In parallel, we are expanding our efforts across the rapidly changing health ecosystem through three strategic initiatives intended to bring our new purpose to life:

  • Impact Health Policy. Without effective health policies, the best innovations may never achieve their desired impact. Through a rigorous research agenda and policy-oriented educational programs, we plan to proactively inform policy makers and affect the policy debate so that more patients get timely access to life-changing technology innovations. 
  • Tackle Broader Lifesciences. New technological advances now make it possible to apply our need-driven approach beyond medical devices, device-based diagnostics, and digital health to segments of the biotechnology and pharmaceutical fields. We are exploring how to adapt our process to support effective and efficient biopharma innovation that makes a whole new solution set available to our trainees and the patients they serve. 
  • Enable Better Health for All. Not all communities have benefitted equally from technology innovation in the healthcare sector. However, technology – done right – has the potential to equalize health access and outcomes. Toward this end, we are forging targeted partnerships with a mission to improve health and healthcare for traditionally underserved populations in the US and internationally.

Your involvement will help us achieve these new initiatives while continuing to teach and share the biodesign innovation process for generations to come. Together we can ensure a future where the greatest advances in health technology are realized, leading to a healthier world for all.

Join us.

Josh Makower
Director, Stanford Biodesign


“I’m just one of the many volunteers who have worked with Stanford Biodesign. For over 15 years, I’ve had the pleasure of mentoring, coaching, and supporting fellows and the program. It has been an honor to get to know Paul Yock, Josh Makower, and the talented leadership team very well.

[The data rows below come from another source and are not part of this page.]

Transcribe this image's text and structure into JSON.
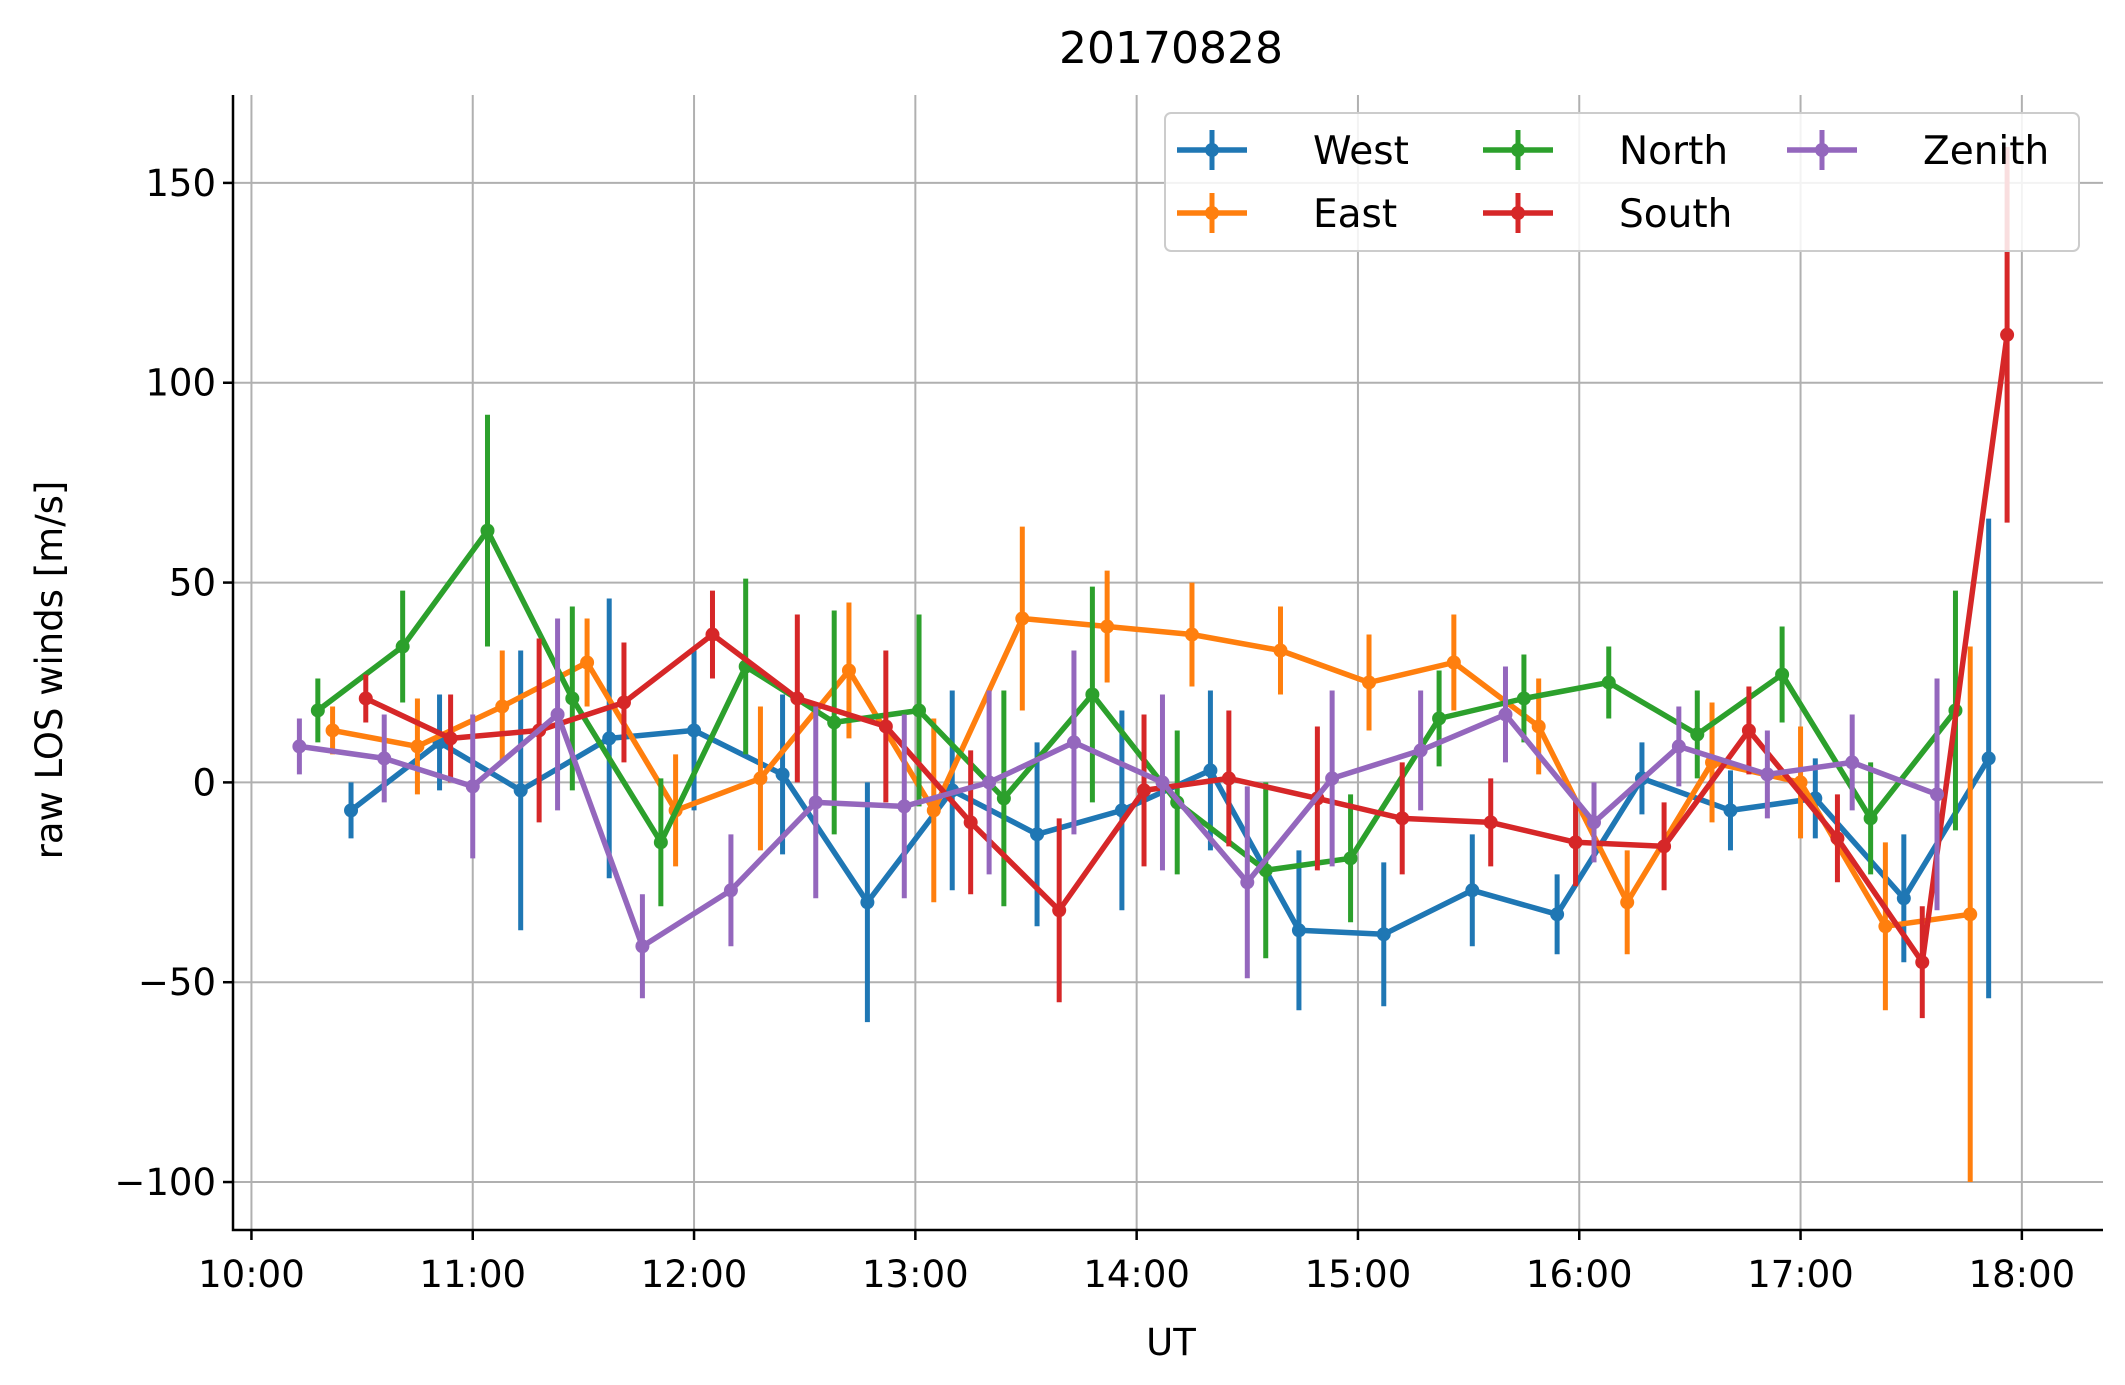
{
  "chart_data": {
    "type": "line",
    "title": "20170828",
    "xlabel": "UT",
    "ylabel": "raw LOS winds [m/s]",
    "xlim": [
      "09:55",
      "18:22"
    ],
    "ylim": [
      -112,
      172
    ],
    "xticks": [
      "10:00",
      "11:00",
      "12:00",
      "13:00",
      "14:00",
      "15:00",
      "16:00",
      "17:00",
      "18:00"
    ],
    "yticks": [
      -100,
      -50,
      0,
      50,
      100,
      150
    ],
    "ytick_labels": [
      "−100",
      "−50",
      "0",
      "50",
      "100",
      "150"
    ],
    "grid": true,
    "legend_position": "upper right",
    "legend_columns": 3,
    "series": [
      {
        "name": "West",
        "color": "#1f77b4",
        "points": [
          {
            "x": "10:27",
            "y": -7,
            "err": 7
          },
          {
            "x": "10:51",
            "y": 10,
            "err": 12
          },
          {
            "x": "11:13",
            "y": -2,
            "err": 35
          },
          {
            "x": "11:37",
            "y": 11,
            "err": 35
          },
          {
            "x": "12:00",
            "y": 13,
            "err": 20
          },
          {
            "x": "12:24",
            "y": 2,
            "err": 20
          },
          {
            "x": "12:47",
            "y": -30,
            "err": 30
          },
          {
            "x": "13:10",
            "y": -2,
            "err": 25
          },
          {
            "x": "13:33",
            "y": -13,
            "err": 23
          },
          {
            "x": "13:56",
            "y": -7,
            "err": 25
          },
          {
            "x": "14:20",
            "y": 3,
            "err": 20
          },
          {
            "x": "14:44",
            "y": -37,
            "err": 20
          },
          {
            "x": "15:07",
            "y": -38,
            "err": 18
          },
          {
            "x": "15:31",
            "y": -27,
            "err": 14
          },
          {
            "x": "15:54",
            "y": -33,
            "err": 10
          },
          {
            "x": "16:17",
            "y": 1,
            "err": 9
          },
          {
            "x": "16:41",
            "y": -7,
            "err": 10
          },
          {
            "x": "17:04",
            "y": -4,
            "err": 10
          },
          {
            "x": "17:28",
            "y": -29,
            "err": 16
          },
          {
            "x": "17:51",
            "y": 6,
            "err": 60
          }
        ]
      },
      {
        "name": "East",
        "color": "#ff7f0e",
        "points": [
          {
            "x": "10:22",
            "y": 13,
            "err": 6
          },
          {
            "x": "10:45",
            "y": 9,
            "err": 12
          },
          {
            "x": "11:08",
            "y": 19,
            "err": 14
          },
          {
            "x": "11:31",
            "y": 30,
            "err": 11
          },
          {
            "x": "11:55",
            "y": -7,
            "err": 14
          },
          {
            "x": "12:18",
            "y": 1,
            "err": 18
          },
          {
            "x": "12:42",
            "y": 28,
            "err": 17
          },
          {
            "x": "13:05",
            "y": -7,
            "err": 23
          },
          {
            "x": "13:29",
            "y": 41,
            "err": 23
          },
          {
            "x": "13:52",
            "y": 39,
            "err": 14
          },
          {
            "x": "14:15",
            "y": 37,
            "err": 13
          },
          {
            "x": "14:39",
            "y": 33,
            "err": 11
          },
          {
            "x": "15:03",
            "y": 25,
            "err": 12
          },
          {
            "x": "15:26",
            "y": 30,
            "err": 12
          },
          {
            "x": "15:49",
            "y": 14,
            "err": 12
          },
          {
            "x": "16:13",
            "y": -30,
            "err": 13
          },
          {
            "x": "16:36",
            "y": 5,
            "err": 15
          },
          {
            "x": "17:00",
            "y": 0,
            "err": 14
          },
          {
            "x": "17:23",
            "y": -36,
            "err": 21
          },
          {
            "x": "17:46",
            "y": -33,
            "err": 67
          }
        ]
      },
      {
        "name": "North",
        "color": "#2ca02c",
        "points": [
          {
            "x": "10:18",
            "y": 18,
            "err": 8
          },
          {
            "x": "10:41",
            "y": 34,
            "err": 14
          },
          {
            "x": "11:04",
            "y": 63,
            "err": 29
          },
          {
            "x": "11:27",
            "y": 21,
            "err": 23
          },
          {
            "x": "11:51",
            "y": -15,
            "err": 16
          },
          {
            "x": "12:14",
            "y": 29,
            "err": 22
          },
          {
            "x": "12:38",
            "y": 15,
            "err": 28
          },
          {
            "x": "13:01",
            "y": 18,
            "err": 24
          },
          {
            "x": "13:24",
            "y": -4,
            "err": 27
          },
          {
            "x": "13:48",
            "y": 22,
            "err": 27
          },
          {
            "x": "14:11",
            "y": -5,
            "err": 18
          },
          {
            "x": "14:35",
            "y": -22,
            "err": 22
          },
          {
            "x": "14:58",
            "y": -19,
            "err": 16
          },
          {
            "x": "15:22",
            "y": 16,
            "err": 12
          },
          {
            "x": "15:45",
            "y": 21,
            "err": 11
          },
          {
            "x": "16:08",
            "y": 25,
            "err": 9
          },
          {
            "x": "16:32",
            "y": 12,
            "err": 11
          },
          {
            "x": "16:55",
            "y": 27,
            "err": 12
          },
          {
            "x": "17:19",
            "y": -9,
            "err": 14
          },
          {
            "x": "17:42",
            "y": 18,
            "err": 30
          }
        ]
      },
      {
        "name": "South",
        "color": "#d62728",
        "points": [
          {
            "x": "10:31",
            "y": 21,
            "err": 6
          },
          {
            "x": "10:54",
            "y": 11,
            "err": 11
          },
          {
            "x": "11:18",
            "y": 13,
            "err": 23
          },
          {
            "x": "11:41",
            "y": 20,
            "err": 15
          },
          {
            "x": "12:05",
            "y": 37,
            "err": 11
          },
          {
            "x": "12:28",
            "y": 21,
            "err": 21
          },
          {
            "x": "12:52",
            "y": 14,
            "err": 19
          },
          {
            "x": "13:15",
            "y": -10,
            "err": 18
          },
          {
            "x": "13:39",
            "y": -32,
            "err": 23
          },
          {
            "x": "14:02",
            "y": -2,
            "err": 19
          },
          {
            "x": "14:25",
            "y": 1,
            "err": 17
          },
          {
            "x": "14:49",
            "y": -4,
            "err": 18
          },
          {
            "x": "15:12",
            "y": -9,
            "err": 14
          },
          {
            "x": "15:36",
            "y": -10,
            "err": 11
          },
          {
            "x": "15:59",
            "y": -15,
            "err": 11
          },
          {
            "x": "16:23",
            "y": -16,
            "err": 11
          },
          {
            "x": "16:46",
            "y": 13,
            "err": 11
          },
          {
            "x": "17:10",
            "y": -14,
            "err": 11
          },
          {
            "x": "17:33",
            "y": -45,
            "err": 14
          },
          {
            "x": "17:56",
            "y": 112,
            "err": 47
          }
        ]
      },
      {
        "name": "Zenith",
        "color": "#9467bd",
        "points": [
          {
            "x": "10:13",
            "y": 9,
            "err": 7
          },
          {
            "x": "10:36",
            "y": 6,
            "err": 11
          },
          {
            "x": "11:00",
            "y": -1,
            "err": 18
          },
          {
            "x": "11:23",
            "y": 17,
            "err": 24
          },
          {
            "x": "11:46",
            "y": -41,
            "err": 13
          },
          {
            "x": "12:10",
            "y": -27,
            "err": 14
          },
          {
            "x": "12:33",
            "y": -5,
            "err": 24
          },
          {
            "x": "12:57",
            "y": -6,
            "err": 23
          },
          {
            "x": "13:20",
            "y": 0,
            "err": 23
          },
          {
            "x": "13:43",
            "y": 10,
            "err": 23
          },
          {
            "x": "14:07",
            "y": 0,
            "err": 22
          },
          {
            "x": "14:30",
            "y": -25,
            "err": 24
          },
          {
            "x": "14:53",
            "y": 1,
            "err": 22
          },
          {
            "x": "15:17",
            "y": 8,
            "err": 15
          },
          {
            "x": "15:40",
            "y": 17,
            "err": 12
          },
          {
            "x": "16:04",
            "y": -10,
            "err": 10
          },
          {
            "x": "16:27",
            "y": 9,
            "err": 10
          },
          {
            "x": "16:51",
            "y": 2,
            "err": 11
          },
          {
            "x": "17:14",
            "y": 5,
            "err": 12
          },
          {
            "x": "17:37",
            "y": -3,
            "err": 29
          }
        ]
      }
    ]
  }
}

I’m thrilled that Stanford Biodesign has earned the designation of a formal ‘Center’ at Stanford. This program is uniquely positioned to improve human health around the world. Their fellows and medical innovations change healthcare and already have directly benefited hundreds of thousands of patients. And, they’re inspiring and empowering others by sharing best practices globally.

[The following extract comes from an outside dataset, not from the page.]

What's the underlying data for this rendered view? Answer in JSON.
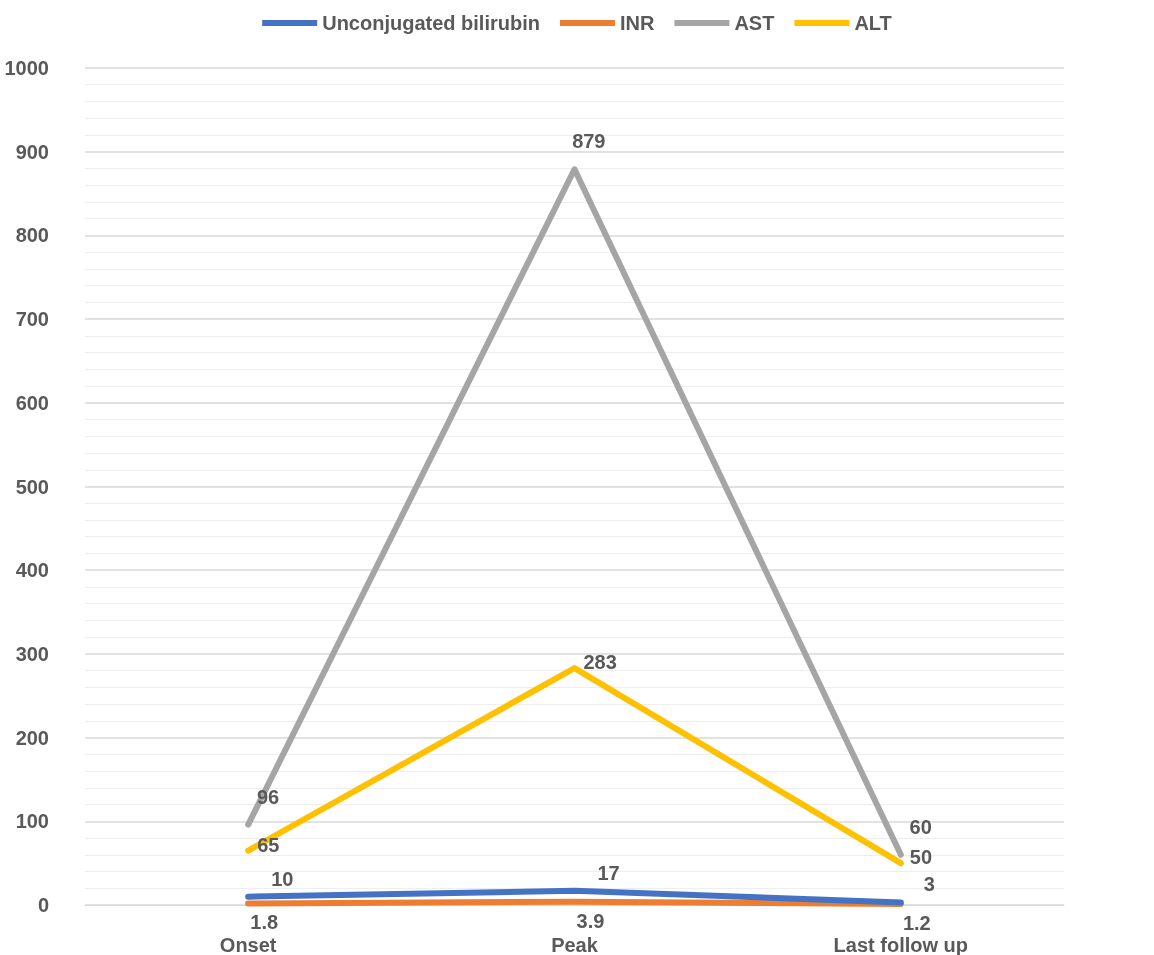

– Brook Byers, Partner, Kleiner Perkins Caufield & Byers

Sharing the Vision

Thank You, Cottrell Foundation

The Frederick Gardner Cottrell Foundation provides financial support to educational nonprofits to help technologies developed at universities reach and benefit the public. Although many approaches have been tried, universities still struggle to effectively transfer needed academic innovations to public use. The translation of health technologies is particularly challenging given the complex landscape of stakeholders that must be satisfied in order to bring a new technology to the market.   

In 2020, Stanford Biodesign and Fogarty Innovation, both 501c(3) philanthropic nonprofits, formed a formal collaboration to address the gap between promising health technology projects and their ability to successfully launch as fundable businesses that can deliver these innovations to patients. This collaboration, temporarily titled BFx, links the expertise of the two groups to accelerate high potential projects along their journey to patient care by providing a comprehensive program of intensive education, mentorship, and support. 

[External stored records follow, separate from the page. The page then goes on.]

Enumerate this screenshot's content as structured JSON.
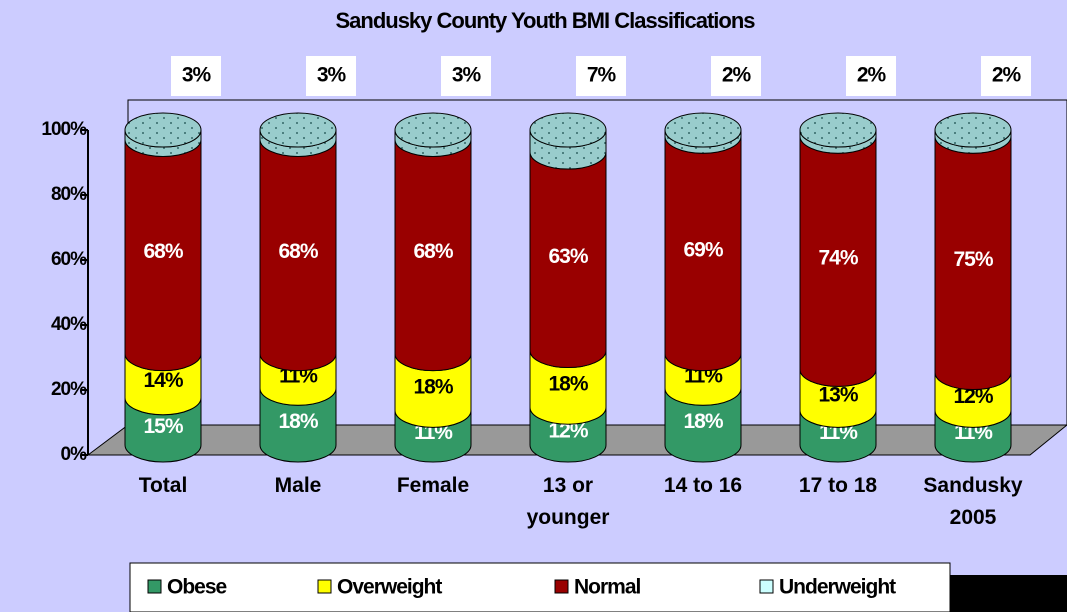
{
  "chart_data": {
    "type": "stacked_cylinder",
    "title": "Sandusky County Youth BMI Classifications",
    "categories": [
      "Total",
      "Male",
      "Female",
      "13 or younger",
      "14 to 16",
      "17 to 18",
      "Sandusky 2005"
    ],
    "series": [
      {
        "name": "Obese",
        "color": "#339966",
        "values": [
          15,
          18,
          11,
          12,
          18,
          11,
          11
        ],
        "value_labels": [
          "15%",
          "18%",
          "11%",
          "12%",
          "18%",
          "11%",
          "11%"
        ]
      },
      {
        "name": "Overweight",
        "color": "#ffff00",
        "values": [
          14,
          11,
          18,
          18,
          11,
          13,
          12
        ],
        "value_labels": [
          "14%",
          "11%",
          "18%",
          "18%",
          "11%",
          "13%",
          "12%"
        ]
      },
      {
        "name": "Normal",
        "color": "#990000",
        "values": [
          68,
          68,
          68,
          63,
          69,
          74,
          75
        ],
        "value_labels": [
          "68%",
          "68%",
          "68%",
          "63%",
          "69%",
          "74%",
          "75%"
        ]
      },
      {
        "name": "Underweight",
        "color": "#99cccc",
        "values": [
          3,
          3,
          3,
          7,
          2,
          2,
          2
        ],
        "value_labels": [
          "3%",
          "3%",
          "3%",
          "7%",
          "2%",
          "2%",
          "2%"
        ]
      }
    ],
    "ylim": [
      0,
      100
    ],
    "yticks": [
      {
        "value": 0,
        "label": "0%"
      },
      {
        "value": 20,
        "label": "20%"
      },
      {
        "value": 40,
        "label": "40%"
      },
      {
        "value": 60,
        "label": "60%"
      },
      {
        "value": 80,
        "label": "80%"
      },
      {
        "value": 100,
        "label": "100%"
      }
    ],
    "legend": "bottom"
  }
}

We believe the continual engagement of experts with deep experience in the real world of commercialization will significantly expedite the translation of university-developed solutions to important unmet healthcare needs into public use. The Cottrell Foundation saw merit in this approach and has agreed to support this collaboration with a generous $5 million grant over the next five years. 

We are incredibly grateful for this gift. In particular, we would like to thank Christopher P. Martin, President, Medical Devices & Chief Financial Officer of RCT, and Avi Roop, Managing Director of RCT, for their vision and trust in Stanford Biodesign and Fogarty Innovation as we seek to advance Dr. Cottrell’s mission of “science in service of society.”